Le Conseil circumpolaire inuit conclut sa 15e Assemblée générale à Iqaluit

Les délégués de la 15e Assemblée générale du Conseil circumpolaire inuit (CCI) ont clôturé un sommet de quatre jours à Iqaluit le 25 juillet. À cette occasion, ils ont adopté un cadre politique pour les quatre prochaines années et ont élu une figure de la défense des droits des Inuit du Canada, Aluki Kotierk, à la présidence internationale.
Le rassemblement a réuni des délégués et des représentants du monde circumpolaire, notamment de l’Alaska, du Canada, du Kalaallit Nunaat (Groenland) et de Tchoukotka.
Axée sur le thème Inuit Tapiriit Nunarjuarmi (« Les Inuit unis à travers le monde »), l’assemblée a marqué le retour du CCI à Iqaluit, qui avait accueilli l’événement pour la dernière fois en 1983.
Transition à la présidence
Dans le cadre de la rotation de la gouvernance pour le mandat 2026-2030, la présidence est officiellement passée du Groenland au Canada.
Aluki Kotierk préside également le Forum permanent des Nations unies sur les questions autochtones, a coprésidé le Groupe de travail mondial pour la Décennie internationale des langues autochtones (2022-2032) et a dirigé Nunavut Tunngavik Incorporated à titre de présidente de 2016 à 2024.
Je suis honorée et très reconnaissante d’avoir l’occasion de servir en tant que présidente du CCI, a déclaré Mme Kotierk lors de son élection. L’engagement répété à continuer de travailler dans l’unité à travers l’Inuit Nunaat pour l’avenir est porteur d’espoir.
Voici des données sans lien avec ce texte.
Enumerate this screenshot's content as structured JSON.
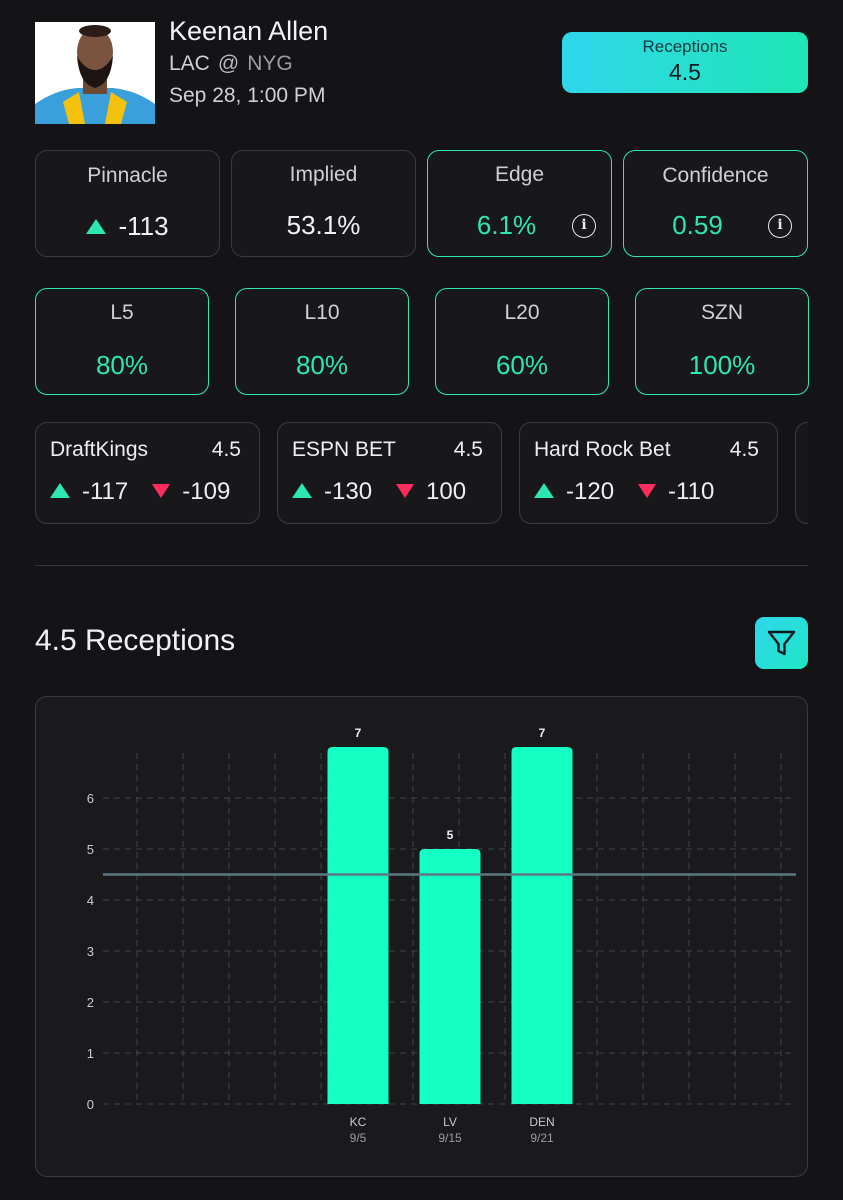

Aluki Kotierk succède à la présidente sortante, Sara Olsvig, du Groenland. En faisant le bilan de son mandat, Mme Olsvig a souligné le rôle clé et persistant du CCI dans la diplomatie internationale, utilisant une métaphore traditionnelle de chasse pour décrire le mandat de l’organisation.

« Les délégués du CCI sont le norsaq, le propulseur du harpon, pour tous les Inuit. Le CCI est alors leur tuukkaq, la pointe du harpon », a souligné Mme Olsvig.
Les délégués nous donnent la direction et envoient le CCI dans le monde, où nous nous agrippons aux tables de décision dans des salles où nous ne sommes pas toujours les bienvenus, parce que c’est ce que notre peuple nous a demandé de faire, affirme Sara Olsvig.
La Déclaration d’Iqaluit et les priorités à venir
Tout au long du sommet, les délégués ont examiné les rapports régionaux, consulté des experts techniques et adopté officiellement la Déclaration d’Iqaluit.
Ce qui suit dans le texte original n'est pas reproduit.